General Laboratory Requirements according to WHO and arc2lab

arc2lab is aware that the world is undergoing a rapid pace of scientific and technological innovation, and that the way laboratories are designed and built has radically transformed. Research success depends not only on the instruments and knowledge of the staff, but also on the facilities meeting strict requirements that guarantee efficiency, safety, and flexibility.

The User at the Center of Design in Laboratories

Every laboratory must start from the fundamental premise that each space is configured according to the real needs of its user. This involves defining work processes based on the flow of samples, personnel, and materials. By mapping out these routes, the goal is to optimize operations and avoid bottlenecks that could hinder the progress of critical projects. Supply consumption demands and internal dynamics are, therefore, the starting point for an intelligent and functional design.

Architecture and Distribution: The Basis of Innovation

The architectural appearance and internal layout are key elements in the planning of a modern laboratory. Current designs propose that the basic form of a laboratory be scalable and subdivisible, allowing the configuration of main and secondary units according to the needs of the project. This modularity facilitates adaptation to changes or expansions and, in the case of subdivision by more than one central body, requires at least two independent emergency exits to comply with safety regulations.
One of the most specific aspects is the height of the room: a minimum free height of more than 3.6 meters is required, while the utility area must measure at least 2.8 meters. Furthermore, laboratories must have adequate surfaces. The use of conductive rubber floors accompanied by firmly connected baseboards is considered preferable to ensure a safe environment that is resistant to potential spills or wear and tear. Walls should be designed to give the space a sense of openness and transparency, facilitating internal traffic routes, while in general, the use of ceilings is limited to exceptional situations where it is justified. Finally, aspects such as the size and opening of doors with ideal dimensions of 1.35 x 2.55 m and an opening angle of 180° are decisive for the transport and installation of bulky elements, such as extractor hoods, contributing to smooth and safe circulation.

Support Structure: Flexibility and Robustness

To ensure the laboratory can adapt to multiple needs, the support structure must be as flexible as possible. The use of a centerline grid with spacing of 7.0 to 7.5 meters is recommended, allowing for individual configuration of each laboratory layout. Likewise, the area designated for each laboratory should range between 50 and 70 m².
Load-bearing capacity is another key factor: a standard laboratory can support a load of 750 kg or 500 kg/m² (equivalent to 7.5 or 5 kN/m²), while in the case of renovations, a minimum load of more than 350 kg/m² (>3.5 kN/m²) must be ensured. This structural approach not only ensures the physical safety of the facility but also allows for optimal use of space, adapting to the demands of increasingly sophisticated equipment.
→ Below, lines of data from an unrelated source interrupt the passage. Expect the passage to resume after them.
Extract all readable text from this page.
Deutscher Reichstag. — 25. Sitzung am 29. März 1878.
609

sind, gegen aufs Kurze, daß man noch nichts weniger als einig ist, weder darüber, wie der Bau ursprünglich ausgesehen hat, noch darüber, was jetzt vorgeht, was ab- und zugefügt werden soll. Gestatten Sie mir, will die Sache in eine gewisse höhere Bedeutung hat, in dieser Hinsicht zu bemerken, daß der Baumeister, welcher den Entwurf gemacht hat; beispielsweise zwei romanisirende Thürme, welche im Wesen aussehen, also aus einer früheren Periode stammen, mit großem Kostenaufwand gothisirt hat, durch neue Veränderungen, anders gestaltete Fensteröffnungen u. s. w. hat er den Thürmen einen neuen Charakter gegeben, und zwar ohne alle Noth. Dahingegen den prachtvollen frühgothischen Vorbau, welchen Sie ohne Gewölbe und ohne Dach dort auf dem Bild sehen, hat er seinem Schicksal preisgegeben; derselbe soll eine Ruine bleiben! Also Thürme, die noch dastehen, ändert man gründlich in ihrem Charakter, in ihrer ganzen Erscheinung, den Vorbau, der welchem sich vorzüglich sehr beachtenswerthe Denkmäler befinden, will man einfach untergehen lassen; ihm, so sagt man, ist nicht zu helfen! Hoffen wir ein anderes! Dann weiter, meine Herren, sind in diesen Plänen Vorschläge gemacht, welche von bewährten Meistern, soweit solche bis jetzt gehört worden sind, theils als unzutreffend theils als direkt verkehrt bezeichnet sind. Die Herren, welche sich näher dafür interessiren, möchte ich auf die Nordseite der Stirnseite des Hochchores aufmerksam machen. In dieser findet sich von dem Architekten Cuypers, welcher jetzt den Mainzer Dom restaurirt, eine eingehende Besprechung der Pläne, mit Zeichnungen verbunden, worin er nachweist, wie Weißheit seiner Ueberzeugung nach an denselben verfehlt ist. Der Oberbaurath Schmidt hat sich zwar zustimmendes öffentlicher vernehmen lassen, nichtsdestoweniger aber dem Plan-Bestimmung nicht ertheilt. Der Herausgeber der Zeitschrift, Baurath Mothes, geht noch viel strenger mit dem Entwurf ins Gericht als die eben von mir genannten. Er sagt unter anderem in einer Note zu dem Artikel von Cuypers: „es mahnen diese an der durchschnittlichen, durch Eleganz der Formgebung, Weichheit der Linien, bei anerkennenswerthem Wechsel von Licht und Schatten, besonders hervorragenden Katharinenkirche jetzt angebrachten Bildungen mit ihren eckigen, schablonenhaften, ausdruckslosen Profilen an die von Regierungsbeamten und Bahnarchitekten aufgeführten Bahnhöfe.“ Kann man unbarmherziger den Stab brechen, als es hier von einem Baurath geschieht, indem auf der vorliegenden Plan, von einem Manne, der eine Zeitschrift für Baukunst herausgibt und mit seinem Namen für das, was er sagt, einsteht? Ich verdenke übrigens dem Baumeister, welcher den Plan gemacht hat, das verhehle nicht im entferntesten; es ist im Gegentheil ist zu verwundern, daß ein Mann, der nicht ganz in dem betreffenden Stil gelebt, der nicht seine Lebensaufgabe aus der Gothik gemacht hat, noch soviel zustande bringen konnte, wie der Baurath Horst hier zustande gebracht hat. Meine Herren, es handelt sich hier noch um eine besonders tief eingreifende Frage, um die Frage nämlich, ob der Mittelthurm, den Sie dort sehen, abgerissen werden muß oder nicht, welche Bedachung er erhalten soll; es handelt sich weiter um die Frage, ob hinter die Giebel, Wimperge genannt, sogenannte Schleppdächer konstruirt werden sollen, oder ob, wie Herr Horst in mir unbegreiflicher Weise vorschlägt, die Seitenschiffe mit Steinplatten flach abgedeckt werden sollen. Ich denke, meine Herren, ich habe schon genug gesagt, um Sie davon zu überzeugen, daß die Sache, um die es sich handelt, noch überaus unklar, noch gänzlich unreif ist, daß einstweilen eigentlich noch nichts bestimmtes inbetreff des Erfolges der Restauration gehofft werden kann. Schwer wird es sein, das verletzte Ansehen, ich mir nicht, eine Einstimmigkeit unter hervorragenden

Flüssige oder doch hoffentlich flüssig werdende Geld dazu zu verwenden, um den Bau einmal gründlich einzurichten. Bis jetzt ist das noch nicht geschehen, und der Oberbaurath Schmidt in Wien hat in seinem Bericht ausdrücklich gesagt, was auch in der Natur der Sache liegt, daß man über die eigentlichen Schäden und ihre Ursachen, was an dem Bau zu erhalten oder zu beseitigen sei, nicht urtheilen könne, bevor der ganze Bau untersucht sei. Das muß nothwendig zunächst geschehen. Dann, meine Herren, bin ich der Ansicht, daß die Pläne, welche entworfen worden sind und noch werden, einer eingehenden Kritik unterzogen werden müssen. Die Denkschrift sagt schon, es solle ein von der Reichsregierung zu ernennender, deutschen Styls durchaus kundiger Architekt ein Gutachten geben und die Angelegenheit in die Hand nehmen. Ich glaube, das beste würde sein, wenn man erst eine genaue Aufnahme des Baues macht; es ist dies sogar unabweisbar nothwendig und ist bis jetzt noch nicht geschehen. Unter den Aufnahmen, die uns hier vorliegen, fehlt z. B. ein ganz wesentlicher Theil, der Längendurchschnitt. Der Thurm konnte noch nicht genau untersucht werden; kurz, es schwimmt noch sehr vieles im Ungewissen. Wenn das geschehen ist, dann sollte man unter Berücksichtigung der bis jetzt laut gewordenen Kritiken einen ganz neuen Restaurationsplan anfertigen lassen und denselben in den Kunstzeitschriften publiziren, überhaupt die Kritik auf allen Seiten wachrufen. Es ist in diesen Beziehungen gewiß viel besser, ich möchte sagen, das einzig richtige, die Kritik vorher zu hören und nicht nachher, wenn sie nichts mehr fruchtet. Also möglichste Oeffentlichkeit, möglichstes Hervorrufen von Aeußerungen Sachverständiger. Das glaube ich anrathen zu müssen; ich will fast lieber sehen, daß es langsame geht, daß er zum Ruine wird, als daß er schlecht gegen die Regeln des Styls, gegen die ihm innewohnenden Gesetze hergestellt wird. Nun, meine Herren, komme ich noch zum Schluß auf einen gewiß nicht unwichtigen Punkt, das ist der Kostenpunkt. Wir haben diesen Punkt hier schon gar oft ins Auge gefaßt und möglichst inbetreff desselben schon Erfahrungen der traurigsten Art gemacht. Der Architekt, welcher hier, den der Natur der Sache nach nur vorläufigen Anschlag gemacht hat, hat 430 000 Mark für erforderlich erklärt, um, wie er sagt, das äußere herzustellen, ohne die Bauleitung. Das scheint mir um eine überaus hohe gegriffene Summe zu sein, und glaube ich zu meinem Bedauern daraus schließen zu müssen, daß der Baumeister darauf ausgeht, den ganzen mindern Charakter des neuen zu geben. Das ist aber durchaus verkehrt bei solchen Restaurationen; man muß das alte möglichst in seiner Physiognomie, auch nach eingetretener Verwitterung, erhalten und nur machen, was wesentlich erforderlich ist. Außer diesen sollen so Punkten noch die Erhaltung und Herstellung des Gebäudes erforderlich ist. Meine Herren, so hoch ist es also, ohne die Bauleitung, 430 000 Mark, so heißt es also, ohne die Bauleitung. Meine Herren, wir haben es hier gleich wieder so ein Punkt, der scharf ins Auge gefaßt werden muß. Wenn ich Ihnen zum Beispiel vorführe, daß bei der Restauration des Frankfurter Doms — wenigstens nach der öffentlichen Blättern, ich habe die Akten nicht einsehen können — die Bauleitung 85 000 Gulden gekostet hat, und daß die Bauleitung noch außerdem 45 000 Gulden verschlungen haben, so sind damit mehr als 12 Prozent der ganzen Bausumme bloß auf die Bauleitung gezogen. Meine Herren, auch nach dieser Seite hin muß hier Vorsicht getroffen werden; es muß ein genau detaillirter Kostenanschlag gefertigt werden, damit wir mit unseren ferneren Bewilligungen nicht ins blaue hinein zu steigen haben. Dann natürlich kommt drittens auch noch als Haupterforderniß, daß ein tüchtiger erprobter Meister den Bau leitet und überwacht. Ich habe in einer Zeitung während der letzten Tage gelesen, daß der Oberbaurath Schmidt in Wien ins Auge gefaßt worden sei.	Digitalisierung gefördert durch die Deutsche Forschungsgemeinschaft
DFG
Mechanics and Electrical: The Connection with Technology

No modern laboratory can function without a robust technical infrastructure system. The specifications include planning for mechanical and electrical requirements for both technical centers, shafts, and primary supply lines, as well as for future expansions to secondary lines. The idea is that the design will initially focus on connecting the laboratory to supply lines from circulation areas (such as hallways) and then integrate the furniture from the top of the space.
In addition, individual barriers are established for each standard laboratory, and the importance of complying with health and safety regulations is emphasized. These requirements ensure that, from furniture installation to energy management, the entire system is designed to minimize risks and facilitate maintenance, creating a working environment where technology and daily operations blend harmoniously.

Towards a New Era in Laboratory Design with arc2lab

At arc2lab, the integration of each of these elements—from the detailed consideration of users, flexibility in spatial layout, the assumption of specific structural loads, and the commitment to first-class mechanical and electrical infrastructure—demonstrates that the future of scientific research is linked to the ability to transform workspaces. Modern laboratory design no longer focuses solely on functionality, but rather on creating comprehensive environments that drive innovation, ensure safety, and adapt to the changing demands of knowledge.
This holistic vision not only promises advancements in process efficiency but also sets a precedent for how spaces dedicated to science are perceived and utilized. With an approach that ranges from the planning of every detail to the implementation of advanced technical systems, the laboratories of the future are positioned as epicenters of innovation and creativity.